Smith met Chiun's cab personally when it rolled up to the locked gates of Folcroft He helped Chiun from the taxi. Chiun clutched the manila envelope of papers to his chest. "How much?" Smith asked the cabbie.
"Nineteen seventy-five," the driver said. Smith extracted a twenty from his wallet, rubbed it between his fingers to make sure two had not stuck together, and passed it through the window. "Keep the change," he said. He turned to Chiun as soon as the cab had lurched away. "Where is Remo?"
"He said he had other business, and he would see you or he wouldn't," Chiun said.
Smith walked inside with Chiun, who left him outside the main building to take his evening stroll. Smith took the manila envelope and went back to his office in the rear of the building, overlooking the sound.
He pursed his lips as he read the names and notes that Remo had taken from Dr. Forrester. It was a cross-section of the American government, so it would be necessary to deal with each one individually. Smith spent several hours studying the names, and working out a complex, detai
led program for bringing all the men out of their post-hypnotic state. It would be delicate. He would need the assistance of the President.
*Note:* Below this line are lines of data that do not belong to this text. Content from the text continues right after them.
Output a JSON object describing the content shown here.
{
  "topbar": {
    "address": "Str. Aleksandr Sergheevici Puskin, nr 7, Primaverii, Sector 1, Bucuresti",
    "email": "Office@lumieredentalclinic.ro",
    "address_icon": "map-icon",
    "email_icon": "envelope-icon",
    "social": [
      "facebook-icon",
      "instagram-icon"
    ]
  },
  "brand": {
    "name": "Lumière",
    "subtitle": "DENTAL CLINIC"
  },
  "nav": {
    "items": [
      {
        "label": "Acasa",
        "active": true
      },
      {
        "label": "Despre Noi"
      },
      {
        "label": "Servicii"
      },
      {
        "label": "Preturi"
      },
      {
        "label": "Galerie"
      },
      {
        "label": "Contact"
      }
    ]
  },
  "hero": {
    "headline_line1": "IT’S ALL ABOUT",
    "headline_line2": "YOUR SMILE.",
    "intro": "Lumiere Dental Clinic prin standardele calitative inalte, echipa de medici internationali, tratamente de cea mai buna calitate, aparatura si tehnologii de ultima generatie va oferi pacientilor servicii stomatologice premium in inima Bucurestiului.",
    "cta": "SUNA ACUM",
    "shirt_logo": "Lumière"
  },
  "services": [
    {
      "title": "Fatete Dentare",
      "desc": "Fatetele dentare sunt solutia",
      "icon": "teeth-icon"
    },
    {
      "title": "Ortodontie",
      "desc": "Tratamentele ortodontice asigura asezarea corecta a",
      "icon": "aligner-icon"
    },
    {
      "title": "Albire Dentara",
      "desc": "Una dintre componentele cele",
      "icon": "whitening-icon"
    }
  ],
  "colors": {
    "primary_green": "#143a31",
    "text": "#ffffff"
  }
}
Smith's hand reached toward the telephone when it rang sharply. He lifted the receiver to his ear.
"Smith."
The familiar voice crackled into the phone sharply. "I thought you told me this afternoon everything was all right again."
"I did."
"Well, they've penetrated. They've gotten past my security. They're right here in the White House."
Smith leaned forward in his chair. "Just a moment, Mr.President. Please tell me precisely what happened."
"I was walking down the hallway outside my bedroom. And then this evil looking man jumped out from behind a curtain and stepped in my way."
"What did he do, sir?"
"He didn't do anything. He just stood there."
"Did he say anything?" Smith asked.
"Yes, he did. Some kind of nonsense. Super-fragile or something."
"What did you do?" Smith asked.
"I told him, look, fella, you better get out of here or I'll call the Secret Service. And he left."
"Then what did you do?"
"I called the Secret Service, of course. But they couldn't find him. He was gone. Doctor, do you think you should assign that person here until this entire business of selling our government is concluded?"
"It is concluded," Smith said stiffly, "as I advised you this afternoon. And that person has been there."
"You mean…?"
"Yes."
"What was he doing?"
"He was guaranteeing our nation's freedom, Mr. President. I will be in Washington tomorrow and I will explain it to you fully."
"I wish somebody would," the President said, then added: "So that was him, eh? He didn't look so tough."